The publisher imposed a strict 90,000-word limit on the book, which meant that I had to leave out much of the research history that led to it. I plan on writing a Substack on it and will link that here. But for now, I report some high-level characteristics of the book.
The book is unusual by conventional standards for several reasons.
(1) It reads very much like fastidious analytic philosophy. I am insistent on presenting my arguments in standard form, conforming strictly to the requirements of logic, and making every step explicit.
One cost of this approach is that readers without much practice in this style of work often find it difficult. I find that a lot of people experience their eyes glaze over when you present them with arguments and then further arguments based on reasoning itself. Faced with that reality, I made a deliberate decision to introduce critical—and sometimes disparaging—language in my framing of the opposing view. I do this to get people to viscerally feel that there is something at stake in the argument that has emotional significance. It’s a rhetorical device: it doesn’t play a role in the argument. But if the argument is sound, then the disparaging language is apt. I plan on a Substack on that too.
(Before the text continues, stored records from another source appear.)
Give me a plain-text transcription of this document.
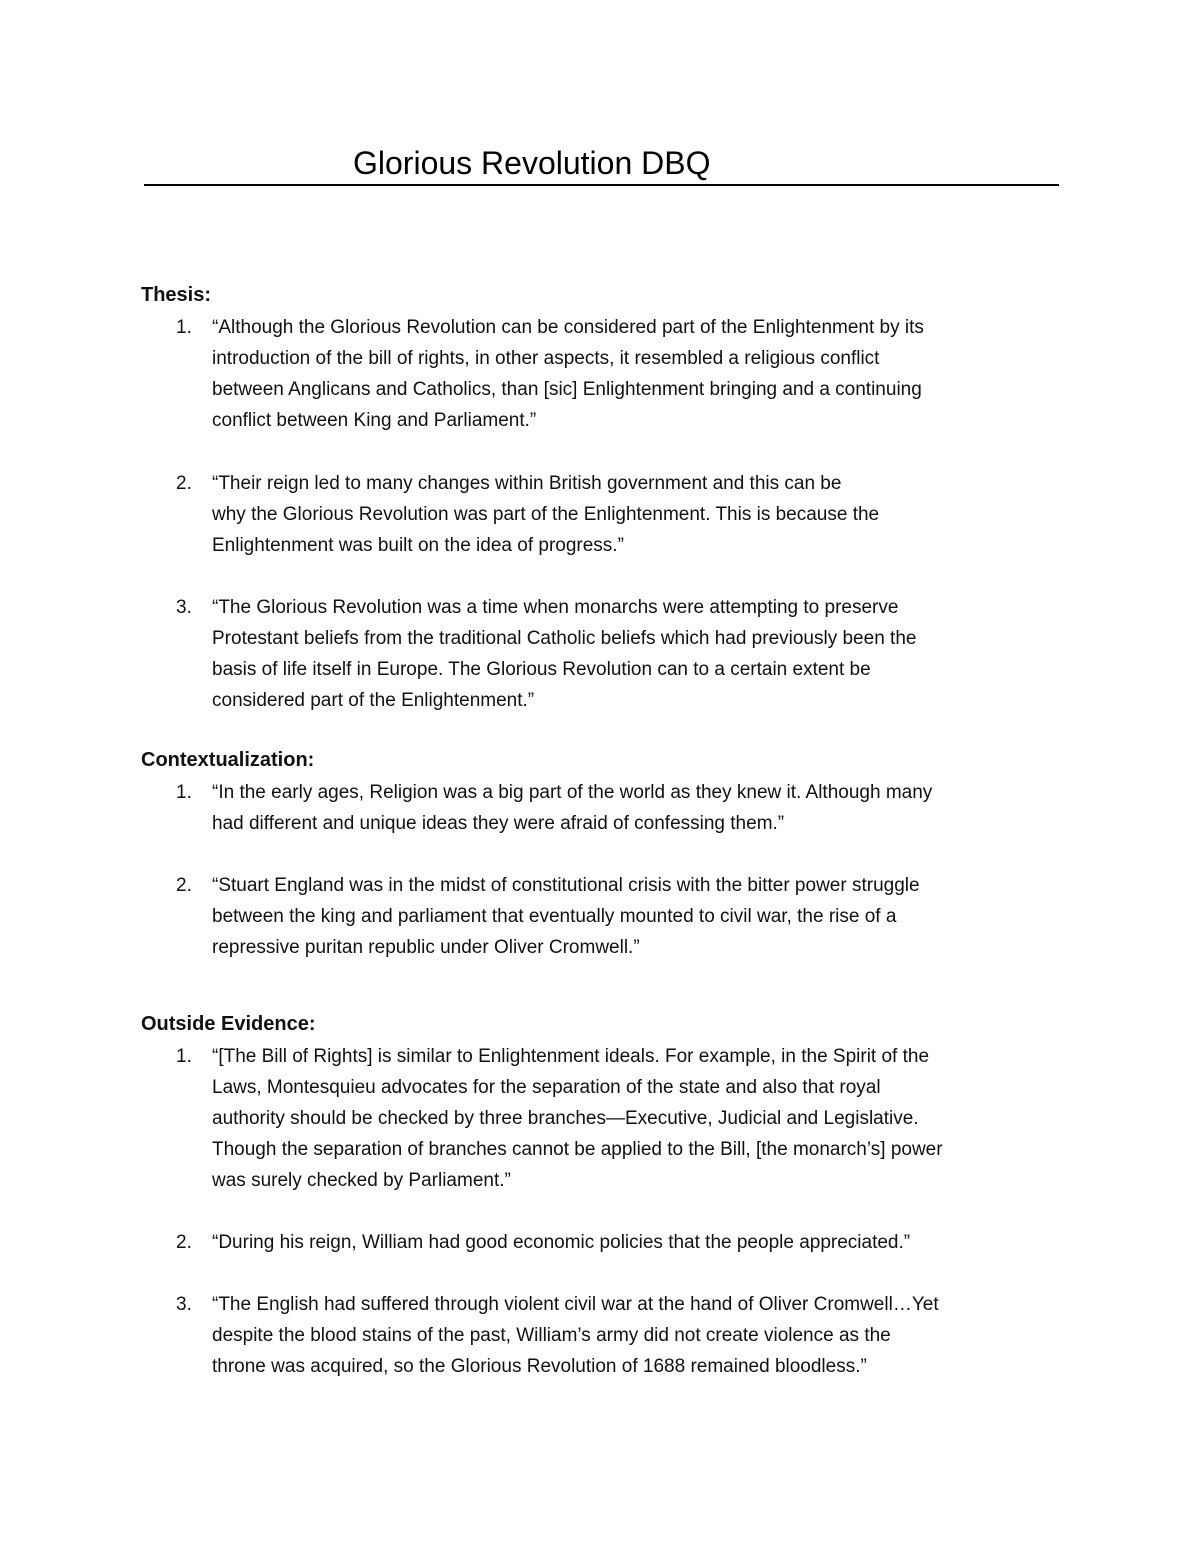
Glorious Revolution DBQ
Thesis:
1.	“Although the Glorious Revolution can be considered part of the Enlightenment by its
introduction of the bill of rights, in other aspects, it resembled a religious conflict
between Anglicans and Catholics, than [sic] Enlightenment bringing and a continuing
conflict between King and Parliament.”
2.	“Their reign led to many changes within British government and this can be
why the Glorious Revolution was part of the Enlightenment. This is because the
Enlightenment was built on the idea of progress.”
3.	“The Glorious Revolution was a time when monarchs were attempting to preserve
Protestant beliefs from the traditional Catholic beliefs which had previously been the
basis of life itself in Europe. The Glorious Revolution can to a certain extent be
considered part of the Enlightenment.”
Contextualization:
1.	“In the early ages, Religion was a big part of the world as they knew it. Although many
had different and unique ideas they were afraid of confessing them.”
2.	“Stuart England was in the midst of constitutional crisis with the bitter power struggle
between the king and parliament that eventually mounted to civil war, the rise of a
repressive puritan republic under Oliver Cromwell.”
Outside Evidence:
1.	“[The Bill of Rights] is similar to Enlightenment ideals. For example, in the Spirit of the
Laws, Montesquieu advocates for the separation of the state and also that royal
authority should be checked by three branches—Executive, Judicial and Legislative.
Though the separation of branches cannot be applied to the Bill, [the monarch’s] power
was surely checked by Parliament.”
2.	“During his reign, William had good economic policies that the people appreciated.”
3.	“The English had suffered through violent civil war at the hand of Oliver Cromwell…Yet
despite the blood stains of the past, William’s army did not create violence as the
throne was acquired, so the Glorious Revolution of 1688 remained bloodless.”
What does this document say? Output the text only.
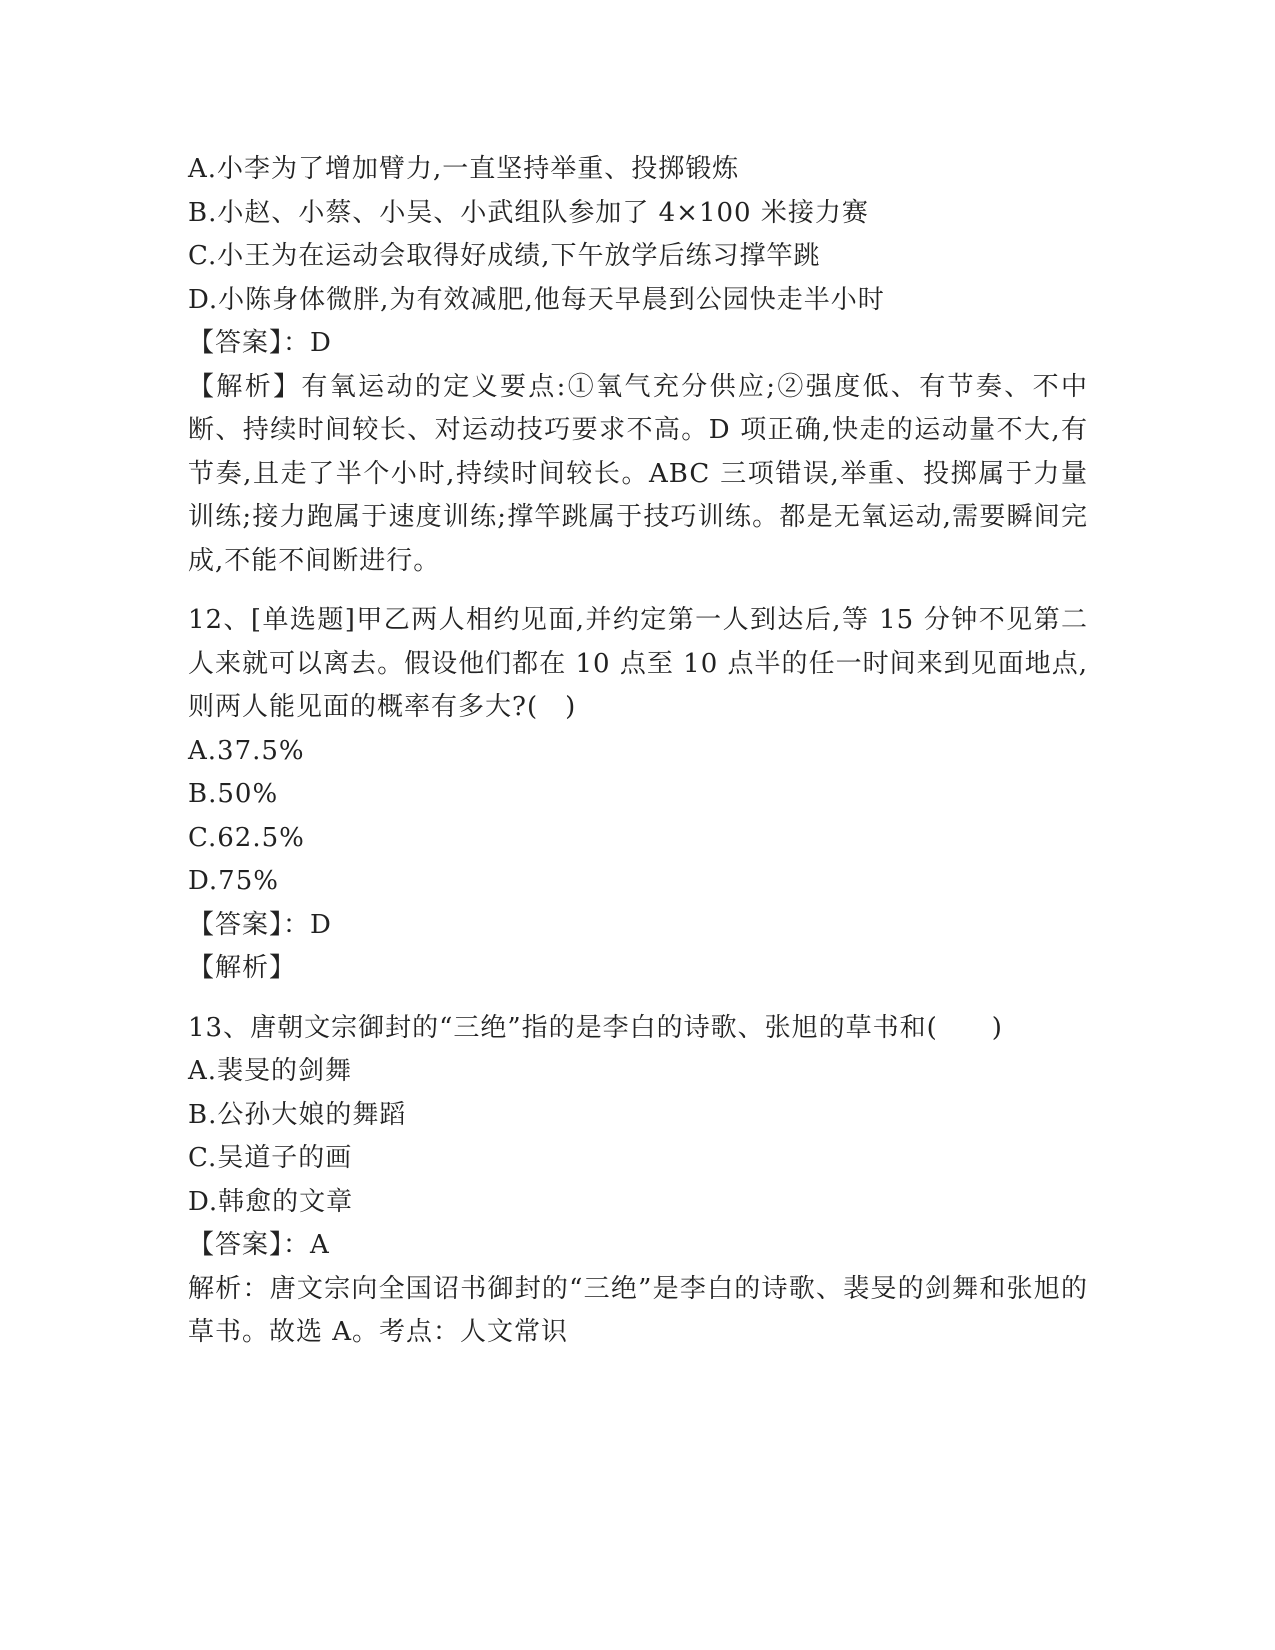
A.小李为了增加臂力,一直坚持举重、投掷锻炼

B.小赵、小蔡、小吴、小武组队参加了 4×100 米接力赛

C.小王为在运动会取得好成绩,下午放学后练习撑竿跳

D.小陈身体微胖,为有效减肥,他每天早晨到公园快走半小时

【答案】：D

【解析】有氧运动的定义要点:①氧气充分供应;②强度低、有节奏、不中断、持续时间较长、对运动技巧要求不高。D 项正确,快走的运动量不大,有节奏,且走了半个小时,持续时间较长。ABC 三项错误,举重、投掷属于力量训练;接力跑属于速度训练;撑竿跳属于技巧训练。都是无氧运动,需要瞬间完成,不能不间断进行。

12、[单选题]甲乙两人相约见面,并约定第一人到达后,等 15 分钟不见第二人来就可以离去。假设他们都在 10 点至 10 点半的任一时间来到见面地点,则两人能见面的概率有多大?(　)

A.37.5%

B.50%

C.62.5%

D.75%

【答案】：D

【解析】

13、唐朝文宗御封的“三绝”指的是李白的诗歌、张旭的草书和(　　)

A.裴旻的剑舞

B.公孙大娘的舞蹈

C.吴道子的画

D.韩愈的文章

【答案】：A

解析：唐文宗向全国诏书御封的“三绝”是李白的诗歌、裴旻的剑舞和张旭的草书。故选 A。考点：人文常识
(2) The book is also unusual, as it is highly abstract and also historical. It is abstract in its treatment of reason, logic, and oppression. Specifically, I show that interpretation is based on the Linguistic Account of Thought, while explication depends upon another model I call Linguistic Externalism (LE). But if this is true, then we should be able to observe different histories for traditions that begin with differing starting points, given their models of thought. And it so happens that the West acclaims LAT, it’s controversial in China, but ancient South Asia was definitely founded on LE. If this is true, then history is actually a longitudinal study, and each tradition can be compared with the others, which function as control groups relative to the tradition of interest. And what happens is that history unfolds just as we would expect it to, given these differing starting points.
(3) It’s a book based on insights from South Asian moral philosophy, which, according to a Westernized world, does not exist. And yet, with these insights, we can objectively study and compare the competing traditions.
What this explicatory investigation shows is that the usual myths are the inverse of what is real. Usually, Indigenous peoples are depicted as mysterious, spiritual, and nonrational, while colonizers are touted as the only people with a plan. But in reality, colonizers are irrational, and Indigenous people are completely reasonable.
(4) I provide a logic-based argument that we have a rational obligation to get rid of oppression. This is very different from a values-based argument.
Finally, I argue that we have a great deal to learn from Indigenous peoples, and that doing so requires learning how to be Indigenous in a philosophical sense—by adopting LE.